Self Assessment Approach
A distinguishing feature of the 2010 PEFA assessment from previous diagnostic exercises was the adoption of a self assessment approach. This approach was agreed on the basis that the MoFPED was already familiar with what a PEFA exercise entailed, that it was willing to provide the necessary input for data collection, analysis and drafting of an initial assessment and that the organizational, capacity and skills existed to undertake a self assessment. In the event the authorities established a strong technical team of the Ministry of Finance and Economic Development (MoFED) officials, reporting to Mr. Ali Mansoor, Financial Secretary, and led by Mr. Gerard Bussier, Deputy Director, to coordinate the assessment process.

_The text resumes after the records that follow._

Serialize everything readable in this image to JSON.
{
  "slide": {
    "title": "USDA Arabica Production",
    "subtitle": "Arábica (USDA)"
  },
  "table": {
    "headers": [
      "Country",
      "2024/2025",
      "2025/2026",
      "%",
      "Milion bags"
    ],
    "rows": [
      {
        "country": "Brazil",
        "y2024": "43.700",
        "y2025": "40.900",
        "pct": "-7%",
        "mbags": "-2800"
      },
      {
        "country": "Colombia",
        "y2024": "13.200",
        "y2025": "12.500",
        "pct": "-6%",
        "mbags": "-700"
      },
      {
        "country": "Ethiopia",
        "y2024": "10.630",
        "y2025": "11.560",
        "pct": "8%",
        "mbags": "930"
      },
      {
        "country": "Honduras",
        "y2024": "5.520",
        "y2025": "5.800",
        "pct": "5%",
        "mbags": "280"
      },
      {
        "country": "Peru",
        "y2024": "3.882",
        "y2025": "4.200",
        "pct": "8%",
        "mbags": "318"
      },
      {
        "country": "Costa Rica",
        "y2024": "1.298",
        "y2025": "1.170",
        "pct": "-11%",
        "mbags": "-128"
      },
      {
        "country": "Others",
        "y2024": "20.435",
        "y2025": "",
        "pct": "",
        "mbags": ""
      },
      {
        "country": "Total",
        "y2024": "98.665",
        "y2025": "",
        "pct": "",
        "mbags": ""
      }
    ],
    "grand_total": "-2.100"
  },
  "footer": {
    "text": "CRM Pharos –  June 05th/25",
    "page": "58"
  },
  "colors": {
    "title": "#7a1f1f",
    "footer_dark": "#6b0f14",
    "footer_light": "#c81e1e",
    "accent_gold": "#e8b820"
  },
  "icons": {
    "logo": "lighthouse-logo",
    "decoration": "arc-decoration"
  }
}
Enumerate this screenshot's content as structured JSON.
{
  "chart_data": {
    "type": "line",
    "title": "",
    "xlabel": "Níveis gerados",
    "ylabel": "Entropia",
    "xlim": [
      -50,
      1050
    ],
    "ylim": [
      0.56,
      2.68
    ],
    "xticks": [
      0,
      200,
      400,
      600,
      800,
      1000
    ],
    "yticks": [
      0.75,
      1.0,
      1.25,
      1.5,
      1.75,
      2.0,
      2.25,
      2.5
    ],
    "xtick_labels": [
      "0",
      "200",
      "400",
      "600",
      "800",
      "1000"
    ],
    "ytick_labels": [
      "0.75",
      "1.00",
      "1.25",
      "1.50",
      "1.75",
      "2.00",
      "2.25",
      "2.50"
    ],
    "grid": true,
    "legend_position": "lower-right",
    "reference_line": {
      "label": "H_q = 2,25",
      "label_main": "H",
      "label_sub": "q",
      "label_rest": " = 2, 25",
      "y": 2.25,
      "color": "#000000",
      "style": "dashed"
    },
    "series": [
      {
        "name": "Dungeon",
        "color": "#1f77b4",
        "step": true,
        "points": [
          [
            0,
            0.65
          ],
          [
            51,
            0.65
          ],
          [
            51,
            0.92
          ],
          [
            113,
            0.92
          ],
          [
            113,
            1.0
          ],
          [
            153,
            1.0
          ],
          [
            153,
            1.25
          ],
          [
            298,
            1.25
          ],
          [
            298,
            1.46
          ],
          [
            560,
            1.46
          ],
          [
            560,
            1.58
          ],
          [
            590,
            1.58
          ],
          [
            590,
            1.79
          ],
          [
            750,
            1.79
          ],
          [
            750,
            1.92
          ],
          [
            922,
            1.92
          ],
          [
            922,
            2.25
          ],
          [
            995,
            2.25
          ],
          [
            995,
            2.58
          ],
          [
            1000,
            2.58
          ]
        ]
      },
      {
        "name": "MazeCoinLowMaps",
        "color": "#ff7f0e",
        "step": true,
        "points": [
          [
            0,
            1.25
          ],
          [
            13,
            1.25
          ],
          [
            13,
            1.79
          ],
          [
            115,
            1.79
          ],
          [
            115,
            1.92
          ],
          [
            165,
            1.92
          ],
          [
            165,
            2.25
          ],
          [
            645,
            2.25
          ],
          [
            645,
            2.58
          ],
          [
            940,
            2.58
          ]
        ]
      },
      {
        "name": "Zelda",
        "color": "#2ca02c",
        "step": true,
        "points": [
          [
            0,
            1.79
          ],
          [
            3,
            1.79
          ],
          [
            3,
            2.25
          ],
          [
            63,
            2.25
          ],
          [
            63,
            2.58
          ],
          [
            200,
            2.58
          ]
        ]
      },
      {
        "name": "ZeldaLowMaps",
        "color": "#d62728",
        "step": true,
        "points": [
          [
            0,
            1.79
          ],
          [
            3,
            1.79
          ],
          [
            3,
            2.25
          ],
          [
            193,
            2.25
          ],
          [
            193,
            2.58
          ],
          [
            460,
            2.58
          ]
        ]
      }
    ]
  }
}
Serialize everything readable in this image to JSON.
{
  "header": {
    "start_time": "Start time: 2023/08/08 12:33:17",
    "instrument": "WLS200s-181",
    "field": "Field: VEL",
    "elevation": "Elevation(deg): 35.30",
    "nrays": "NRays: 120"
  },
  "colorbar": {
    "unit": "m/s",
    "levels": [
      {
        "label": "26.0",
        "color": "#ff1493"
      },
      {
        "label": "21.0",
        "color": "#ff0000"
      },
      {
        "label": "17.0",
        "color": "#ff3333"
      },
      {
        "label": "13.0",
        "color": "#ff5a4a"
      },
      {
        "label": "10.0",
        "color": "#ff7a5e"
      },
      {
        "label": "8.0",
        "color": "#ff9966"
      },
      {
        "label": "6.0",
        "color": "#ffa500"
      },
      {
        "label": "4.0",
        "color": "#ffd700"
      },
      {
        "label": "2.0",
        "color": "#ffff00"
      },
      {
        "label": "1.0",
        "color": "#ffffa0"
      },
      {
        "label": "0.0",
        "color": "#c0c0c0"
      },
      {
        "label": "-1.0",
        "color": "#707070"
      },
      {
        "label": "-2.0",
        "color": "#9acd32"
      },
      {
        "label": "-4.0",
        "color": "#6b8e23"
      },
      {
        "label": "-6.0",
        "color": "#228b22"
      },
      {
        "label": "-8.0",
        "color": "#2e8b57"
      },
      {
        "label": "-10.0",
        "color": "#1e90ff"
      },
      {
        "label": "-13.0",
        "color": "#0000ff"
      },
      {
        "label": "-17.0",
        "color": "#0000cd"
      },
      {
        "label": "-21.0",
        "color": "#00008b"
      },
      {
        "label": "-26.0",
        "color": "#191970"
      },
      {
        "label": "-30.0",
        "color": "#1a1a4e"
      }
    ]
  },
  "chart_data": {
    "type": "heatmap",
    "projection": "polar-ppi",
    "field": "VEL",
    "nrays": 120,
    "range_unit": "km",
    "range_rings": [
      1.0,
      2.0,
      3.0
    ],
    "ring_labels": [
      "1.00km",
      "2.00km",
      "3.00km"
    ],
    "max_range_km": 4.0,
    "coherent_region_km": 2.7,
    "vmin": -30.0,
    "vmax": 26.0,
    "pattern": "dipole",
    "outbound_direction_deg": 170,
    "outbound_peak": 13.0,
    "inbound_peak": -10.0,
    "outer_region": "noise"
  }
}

A concept paper outlining the details of the PEFA exercise was agreed between the MoFED and FAD. This outlined in detail the implementation methodology, the roles and responsibilities of the stakeholders, the consultation and reporting arrangements, a detailed implementation plan and the skills and experience required by both internal assessment and external validation teams. The IMF external team leader visited Mauritius in September 2010 and discussed in detail the implementation approach and the application of the methodology with the technical team and other stakeholders as well as providing training on the use of the methodology. The concept paper formed the technical foundation for the contract between government of Mauritius and IMF, with the FAD input being financed by the government of Mauritius.
Following the initial guidance the technical team undertook a self-assessment in conjunction with MoFED departmental heads. During the drafting process remote support for technical issues arising was provided by the FAD. As a result of an intensive effort during October and November 2010 by the technical team and effective ownership and commitment by the MoFED, a comprehensive and commendable draft PEFA report was submitted to the FAD for validation by the external team in mid-November 2010. In parallel to this exercise it was agreed that World Bank would provide, a senior procurement and a senior accounting expert, and EU would finance a senior revenue administration expert to join the FAD led external team. The external team was staffed with skilled and experienced personnel to undertake the validation exercise as soon as the self assessment phase was complete.
The external team visited Mauritius in November 2010 and held extensive discussions with the government technical team and senior government officials and other stakeholders. The external team reviewed the draft PEFA report to ensure the ratings were supported by credible evidence and a revised validated PEFA report was produced by the external team for presentation and initial discussion with government in February 2011. The validation discussions were tough but held in a spirit of mutual cooperation and accountability with both sides keen to ensure a credible and high quality outcome. This was followed by a series of rigorous internal and external peer review processes including review by the PEFA secretariat. Once the reviews were complete and final agreement reached with the government of Mauritius in July 2011 the report was submitted to the IMF Board for approval and publication of the PEFA report occurred in September 2011. During this period the mission also prepared technical recommendations based on PEFA findings as one input to the ongoing development of a new PFM reform action plan.